BgA_stan@reddit (OP)
I'm modelling this after DiskANN. Currently its FAR from it, but it should scale well even for billon vectors (at least according to the research paper, idk if my implementation will :P)
Determinant@reddit
It can't scale into the billions because each vector uses about 1500 array elements so billions of vectors would require an array with a contiguous region of memory in the terabytes.
Game over
ants_a@reddit
You could just get a computer with terabytes of memory...
Determinant@reddit
It's not about having terabytes of memory, it's about requesting a single contiguous region of memory from the operating system that's in the terabytes.
You would need a supercomputer.
ants_a@reddit
There is 128 PiB of address space available, not that hard to memory map even storage volume sized address spaces. But even for in-memory stuff, you can get 12TB in a 2 socket 1U chassis, not something I am inclined to call a supercomputer.
VictoryMotel@reddit
Putting items in an array is table stakes for anything that needs to be fast. There are still a lot of things to have to deal with. SIMD still can't do gather or scatter efficiently so if you are trying to get nearest neighbors to anything not clumped together in memory it won't have a speed up.
fiah84@reddit
the best algorithms often end up being limited by memory bandwidth, no?
funtimes-forall@reddit
This is very validating. I did almost the exact same thing about 20 years ago. At the time, the dev environment didn't support SIMD really well I emulated the instructions and register set in C. When I got it working I assembled it and it worked perfectly. I didn't benchmark the speedup but it went from being a dripping faucet to a firehose. It was an all nighter and the sun was just coming up. It was a good day.
golgol12@reddit
Ooof. Just reading that vector to shared pointers. That oooozes slow.
BTW, what you did is effectively converting a small part of your program to DOD style. (Data Oriented Development).
Pointers and new. It's how to add seconds to loops.
Syncher_Pylon@reddit
Cache-friendly data layout is consistently the biggest performance win in hot paths. Moving from scattered structs to flat arrays sounds obvious in hindsight, but it's the kind of optimization most people skip because the algorithmic complexity doesn't change.
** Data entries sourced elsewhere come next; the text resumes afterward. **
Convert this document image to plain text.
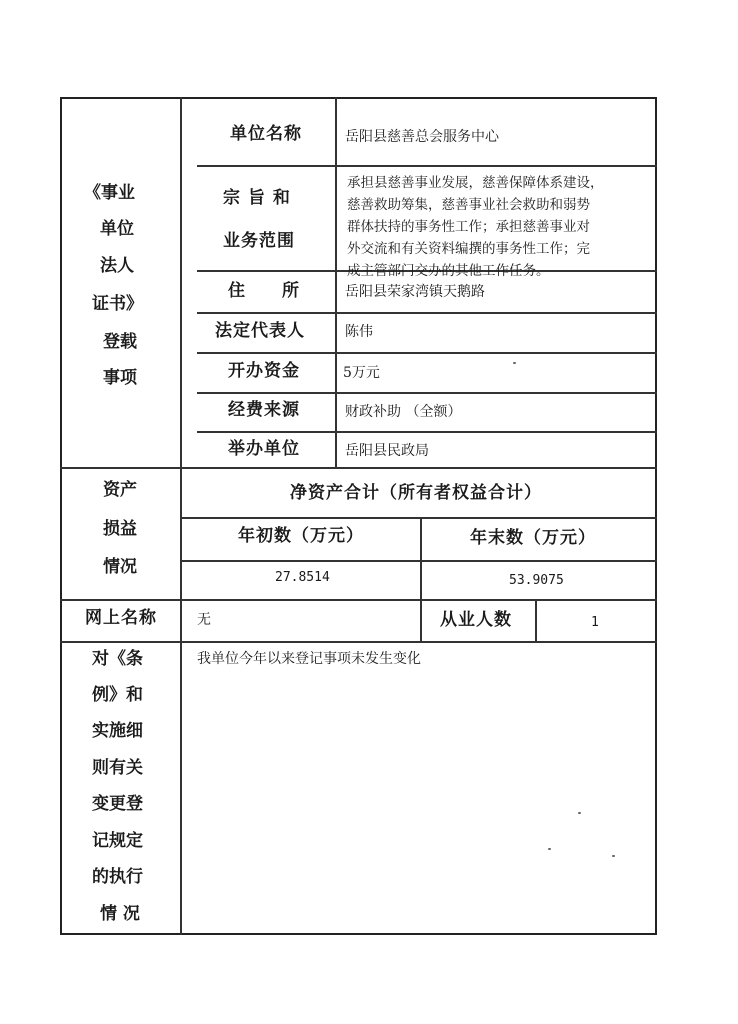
《事业
单位
法人
证书》
登载
事项
单位名称	岳阳县慈善总会服务中心
宗 旨 和
业务范围
承担县慈善事业发展，慈善保障体系建设，
慈善救助筹集，慈善事业社会救助和弱势
群体扶持的事务性工作；承担慈善事业对
外交流和有关资料编撰的事务性工作；完
成主管部门交办的其他工作任务。
住　　所	岳阳县荣家湾镇天鹅路
法定代表人	陈伟
开办资金	5万元
经费来源	财政补助 （全额）
举办单位	岳阳县民政局
资产
损益
情况
净资产合计（所有者权益合计）
年初数（万元）	年末数（万元）
27.8514	53.9075
网上名称	无	从业人数	1
对《条
例》和
实施细
则有关
变更登
记规定
的执行
情 况
我单位今年以来登记事项未发生变化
The 16x improvement just from memory layout is a good reminder that big-O isn't everything.
programming-ModTeam@reddit
No content written mostly by an LLM. If you don't want to write it, we don't want to read it.
vini_2003@reddit
Ok, GPT. One of your last profile comments has an em dash, too.
sailing67@reddit
ngl i love posts like this becuase it reminds me 90% of 'scaling' is just staring at flamegraphs adn deleting dumb work. 16x is wild.
Alternative-Toe-5739@reddit
I Keep it 55th street on HOOD. Big triple O General 55th street neighbourhood cryp on hood
TerrorBite@reddit
This seems like an interesting post, but the way it's written makes me feel talked down to.
captain_obvious_here@reddit
Very interesting
Minimum_Success5442A@reddit
The hot path optimization here is solid. For anyone building similar systems - worth also looking at SIMD intrinsics for the distance calculations themselves. AVX-512 can get you another 2-4x on top of cache-friendly access patterns. Also interesting: did you benchmark the difference between heap-allocated vectors vs. a flat buffer with index-based access? The former adds pointer chasing overhead that compounds at scale.